Steve Jobs reportedly spent the last few years of his life planning to shake up the textbook market, and revitalise education. Today’s event in New York is the first education-only launch from Apple in a long time. Has Steve added to his legacy? Or is this announcement just hype?

The background: Textbooks are big business. They are expensive. The industry is dominated by a few publishing giants. Steve Jobs is quoted as saying the US market for text books is worth $8bn per year. According to Reuters, 90% of this market is controlled by the big three: Pearson, McGraw-Hill and Houghton Mifflin Harcourt.

The Apple vision is by moving textbooks onto the iPad, they can be cheaper, more interactive, and ultimately more useful as educational reference tools. And at first glance it does look exactly like that.

So what is the iBooks 2 format about?
The iBook format has been enhanced, to allow embedded video, interactivities, quizzes etc. In itself this is nothing new. There are several beautiful eBooks that have been released as apps that do exactly this (like The Elements). But the big difference here is that these capabilities are included in the eBook format itself, so you don’t need to create an app to distribute it. You can do so as an eBook. You can also highlight and annotate the books, and even generate flash-cards to help you learn key sections.

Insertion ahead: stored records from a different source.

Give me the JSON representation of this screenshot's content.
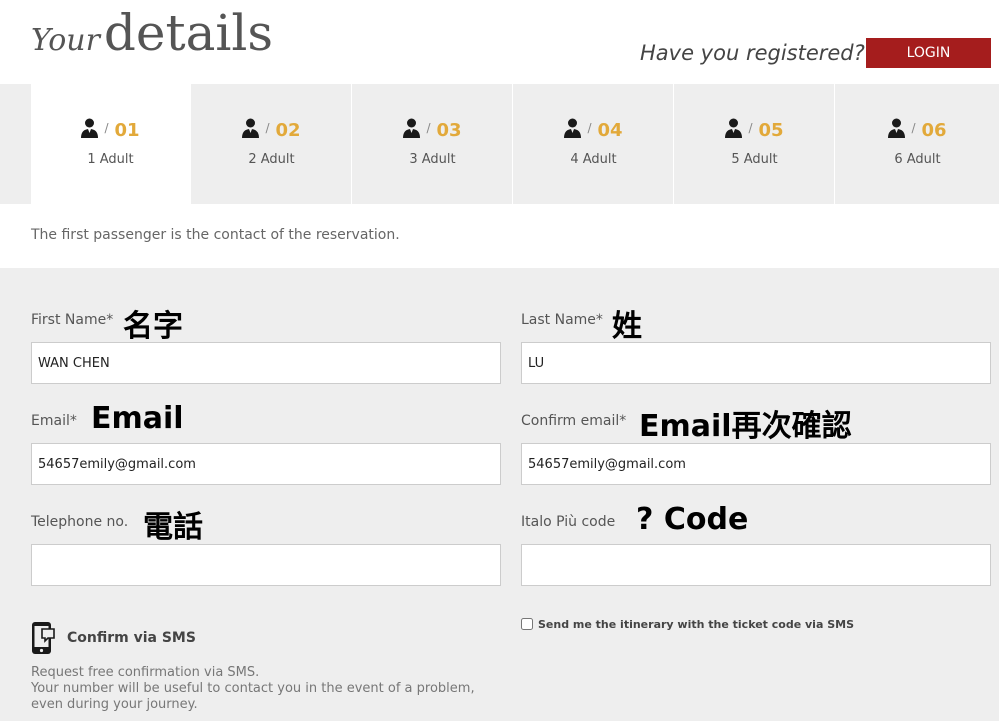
{
  "header": {
    "title_italic": "Your",
    "title_main": "details",
    "registered_text": "Have you registered?",
    "login_label": "LOGIN",
    "login_color": "#a51d1d"
  },
  "tabs": [
    {
      "number": "01",
      "label": "1 Adult",
      "active": true
    },
    {
      "number": "02",
      "label": "2 Adult"
    },
    {
      "number": "03",
      "label": "3 Adult"
    },
    {
      "number": "04",
      "label": "4 Adult"
    },
    {
      "number": "05",
      "label": "5 Adult"
    },
    {
      "number": "06",
      "label": "6 Adult"
    }
  ],
  "tab_slash": "/",
  "tab_icon": "person-icon",
  "note": "The first passenger is the contact of the reservation.",
  "form": {
    "first_name": {
      "label": "First Name*",
      "annotation": "名字",
      "value": "WAN CHEN"
    },
    "last_name": {
      "label": "Last Name*",
      "annotation": "姓",
      "value": "LU"
    },
    "email": {
      "label": "Email*",
      "annotation": "Email",
      "value": "54657emily@gmail.com"
    },
    "confirm_email": {
      "label": "Confirm email*",
      "annotation": "Email再次確認",
      "value": "54657emily@gmail.com"
    },
    "telephone": {
      "label": "Telephone no.",
      "annotation": "電話",
      "value": ""
    },
    "italo_code": {
      "label": "Italo Più code",
      "annotation": "? Code",
      "value": ""
    }
  },
  "sms": {
    "icon": "phone-sms-icon",
    "title": "Confirm via SMS",
    "desc_line1": "Request free confirmation via SMS.",
    "desc_line2": "Your number will be useful to contact you in the event of a problem,",
    "desc_line3": "even during your journey.",
    "checkbox_label": "Send me the itinerary with the ticket code via SMS"
  }
}
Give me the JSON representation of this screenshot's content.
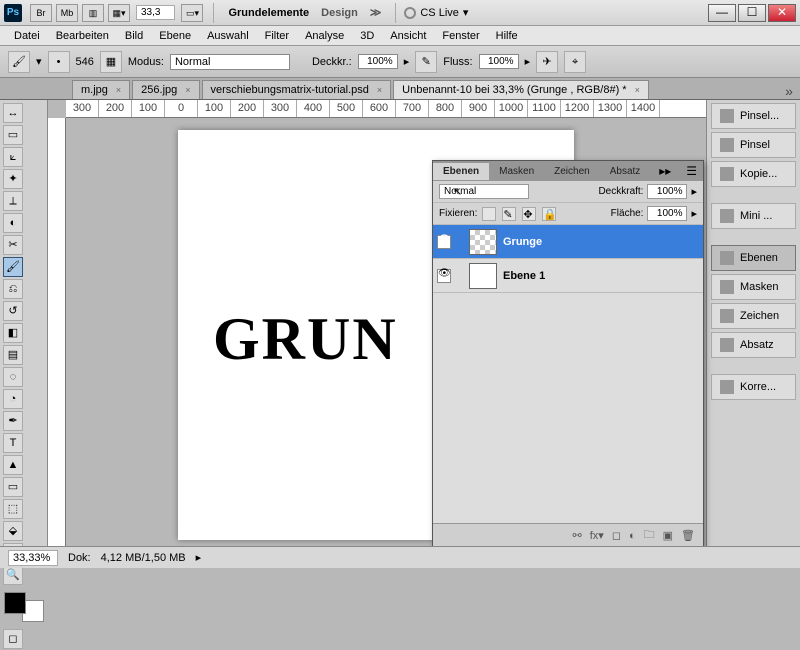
{
  "titlebar": {
    "zoom_dropdown": "33,3",
    "workspace_active": "Grundelemente",
    "workspace_other": "Design",
    "cslive": "CS Live"
  },
  "menu": [
    "Datei",
    "Bearbeiten",
    "Bild",
    "Ebene",
    "Auswahl",
    "Filter",
    "Analyse",
    "3D",
    "Ansicht",
    "Fenster",
    "Hilfe"
  ],
  "optbar": {
    "size": "546",
    "modus_label": "Modus:",
    "modus_value": "Normal",
    "deckkraft_label": "Deckkr.:",
    "deckkraft_value": "100%",
    "fluss_label": "Fluss:",
    "fluss_value": "100%"
  },
  "doc_tabs": [
    {
      "label": "m.jpg",
      "active": false
    },
    {
      "label": "256.jpg",
      "active": false
    },
    {
      "label": "verschiebungsmatrix-tutorial.psd",
      "active": false
    },
    {
      "label": "Unbenannt-10 bei 33,3% (Grunge , RGB/8#) *",
      "active": true
    }
  ],
  "ruler_marks": [
    "300",
    "200",
    "100",
    "0",
    "100",
    "200",
    "300",
    "400",
    "500",
    "600",
    "700",
    "800",
    "900",
    "1000",
    "1100",
    "1200",
    "1300",
    "1400"
  ],
  "canvas_text": "GRUN",
  "right_panels": [
    {
      "label": "Pinsel...",
      "active": false
    },
    {
      "label": "Pinsel",
      "active": false
    },
    {
      "label": "Kopie...",
      "active": false
    },
    {
      "label": "Mini ...",
      "active": false
    },
    {
      "label": "Ebenen",
      "active": true
    },
    {
      "label": "Masken",
      "active": false
    },
    {
      "label": "Zeichen",
      "active": false
    },
    {
      "label": "Absatz",
      "active": false
    },
    {
      "label": "Korre...",
      "active": false
    }
  ],
  "layers_panel": {
    "tabs": [
      "Ebenen",
      "Masken",
      "Zeichen",
      "Absatz"
    ],
    "blend_mode": "Normal",
    "deckkraft_label": "Deckkraft:",
    "deckkraft": "100%",
    "fix_label": "Fixieren:",
    "flaeche_label": "Fläche:",
    "flaeche": "100%",
    "layers": [
      {
        "name": "Grunge",
        "selected": true,
        "visible": true,
        "checker": true
      },
      {
        "name": "Ebene 1",
        "selected": false,
        "visible": true,
        "checker": false
      }
    ]
  },
  "status": {
    "zoom": "33,33%",
    "dok_label": "Dok:",
    "dok_value": "4,12 MB/1,50 MB"
  }
}
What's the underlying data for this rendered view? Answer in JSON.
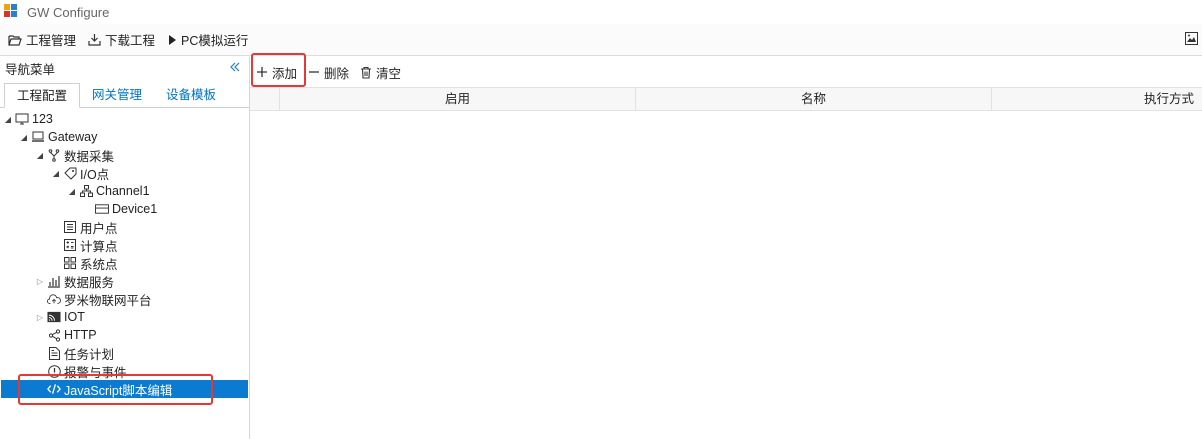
{
  "app": {
    "title": "GW Configure"
  },
  "toolbar": {
    "project_manage": "工程管理",
    "download_project": "下载工程",
    "pc_simulate": "PC模拟运行"
  },
  "nav": {
    "title": "导航菜单",
    "tabs": [
      "工程配置",
      "网关管理",
      "设备模板"
    ],
    "tree": {
      "root": "123",
      "gateway": "Gateway",
      "data_collection": "数据采集",
      "io_points": "I/O点",
      "channel": "Channel1",
      "device": "Device1",
      "user_points": "用户点",
      "calc_points": "计算点",
      "system_points": "系统点",
      "data_service": "数据服务",
      "iot_platform": "罗米物联网平台",
      "iot": "IOT",
      "http": "HTTP",
      "task_plan": "任务计划",
      "alarm_event": "报警与事件",
      "js_editor": "JavaScript脚本编辑"
    }
  },
  "main": {
    "add_label": "添加",
    "delete_label": "删除",
    "clear_label": "清空",
    "columns": [
      "启用",
      "名称",
      "执行方式"
    ]
  },
  "colors": {
    "accent": "#0a7bd1",
    "link": "#0073c4",
    "highlight": "#e53935"
  }
}
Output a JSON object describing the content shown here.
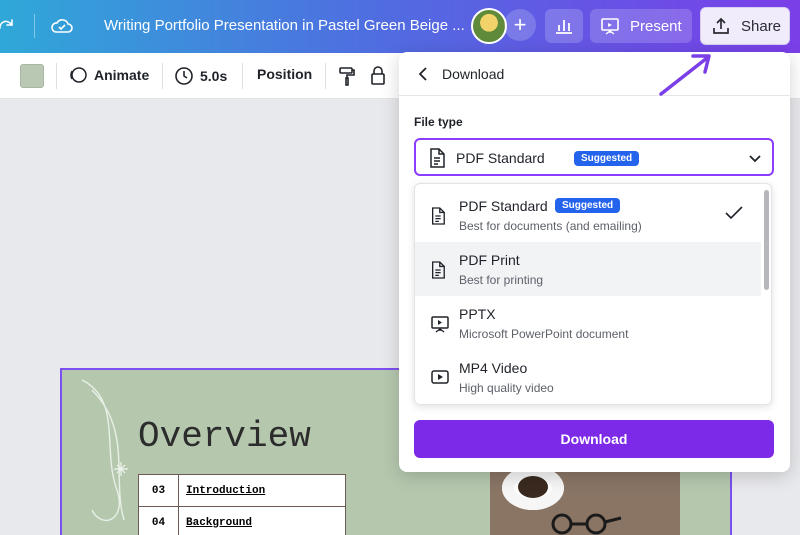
{
  "header": {
    "title": "Writing Portfolio Presentation in Pastel Green Beige ...",
    "present_label": "Present",
    "share_label": "Share"
  },
  "toolbar": {
    "animate_label": "Animate",
    "duration_label": "5.0s",
    "position_label": "Position",
    "swatch_color": "#b8c8b2"
  },
  "slide": {
    "heading": "Overview",
    "toc": [
      {
        "num": "03",
        "text": "Introduction"
      },
      {
        "num": "04",
        "text": "Background"
      }
    ]
  },
  "download": {
    "title": "Download",
    "file_type_label": "File type",
    "selected": "PDF Standard",
    "suggested_badge": "Suggested",
    "options": [
      {
        "name": "PDF Standard",
        "desc": "Best for documents (and emailing)",
        "icon": "document-icon",
        "suggested": true,
        "checked": true
      },
      {
        "name": "PDF Print",
        "desc": "Best for printing",
        "icon": "document-icon",
        "suggested": false,
        "checked": false
      },
      {
        "name": "PPTX",
        "desc": "Microsoft PowerPoint document",
        "icon": "presentation-icon",
        "suggested": false,
        "checked": false
      },
      {
        "name": "MP4 Video",
        "desc": "High quality video",
        "icon": "video-icon",
        "suggested": false,
        "checked": false
      }
    ],
    "button_label": "Download"
  },
  "colors": {
    "accent": "#8b3dff",
    "download_button": "#7d2ae8",
    "badge": "#2463eb",
    "annotation_arrow": "#7b3fe8"
  }
}
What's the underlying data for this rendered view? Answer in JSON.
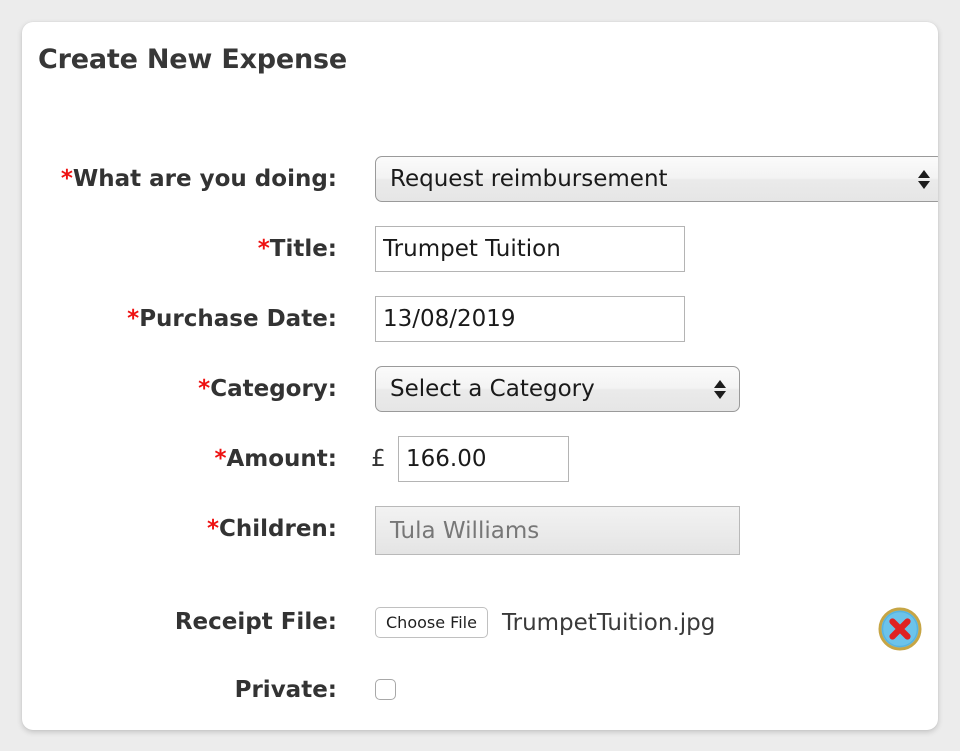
{
  "page": {
    "title": "Create New Expense",
    "background_color": "#ececec",
    "panel_color": "#ffffff",
    "required_marker": "*",
    "required_color": "#ee1111"
  },
  "form": {
    "rows": [
      {
        "name": "what-are-you-doing",
        "required": true,
        "label": "What are you doing:",
        "control": "select",
        "value": "Request reimbursement"
      },
      {
        "name": "title",
        "required": true,
        "label": "Title:",
        "control": "text",
        "value": "Trumpet Tuition"
      },
      {
        "name": "purchase-date",
        "required": true,
        "label": "Purchase Date:",
        "control": "text",
        "value": "13/08/2019"
      },
      {
        "name": "category",
        "required": true,
        "label": "Category:",
        "control": "select",
        "value": "Select a Category"
      },
      {
        "name": "amount",
        "required": true,
        "label": "Amount:",
        "control": "currency",
        "currency_symbol": "£",
        "value": "166.00"
      },
      {
        "name": "children",
        "required": true,
        "label": "Children:",
        "control": "disabled-text",
        "value": "Tula Williams"
      },
      {
        "name": "receipt-file",
        "required": false,
        "label": "Receipt File:",
        "control": "file",
        "button_label": "Choose File",
        "value": "TrumpetTuition.jpg",
        "delete_icon": "delete-circle-x-icon"
      },
      {
        "name": "private",
        "required": false,
        "label": "Private:",
        "control": "checkbox",
        "checked": false
      }
    ]
  },
  "icons": {
    "select_arrows": "sort-up-down-arrows-icon",
    "delete": "delete-circle-x-icon",
    "delete_colors": {
      "ring": "#c6a545",
      "circle": "#6cc3ea",
      "x": "#e02222"
    }
  }
}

Which textbooks are available? textbooks
All three of the major publishers mentioned above have been signed up already. Right now there are only a few in iTunes (none available outside the US), but there is a very lovely (free) sample called Life On Earth, which is well worth a viewing.
Early pictures from the event, here: http://www.theverge.com/apple/2012/1/19/2718539/ibooks-2-first-hands-on-photos

And who else is making the new eBooks? Right now, anybody can! iBooks Author
The best bit about the format is the free iBooks Author which allows anybody to create an eBook, and add media, and interactivities. We are not just talking textbooks here. Anybody with a great book idea can add their own media!

The theory is you can even add rich HTML / Javascript but we haven’t tried this yet. 
If you would like to see more samples, those good people at TheVerge have a bunch of photos of it in action over at http://www.theverge.com/2012/1/19/2718646/ibooks-author-hands-on#2879838

Will this transform educational publishing? Yes, I think so.
Especially in the marketplaces like the US where so much money is currently being spent on the old-skool paper versions.
But I also think that Open Educational Resources will transform educational publishing too. As will other non-Apple platforms. Remember, these eBooks are iPad only. So this is an important step forward for education at large, but not the only way.

Will this transform education? No.
This is the point where technology enthusiasts and real teachers often get “their streams a little crossed”. It is useful to have a richly engaging eBook? Absolutely! Do on-screen interactivities take away the need for any interaction with peers and teachers? Of course not!

So – we are hugely enthusiastic about the new format, especially given the free authoring tools. But also slightly concerned that the hype is masking some more significant issues ahead. As Seb Schmoller says, we probably need to watch and wait to see how many of the details pan out over the next 18 months.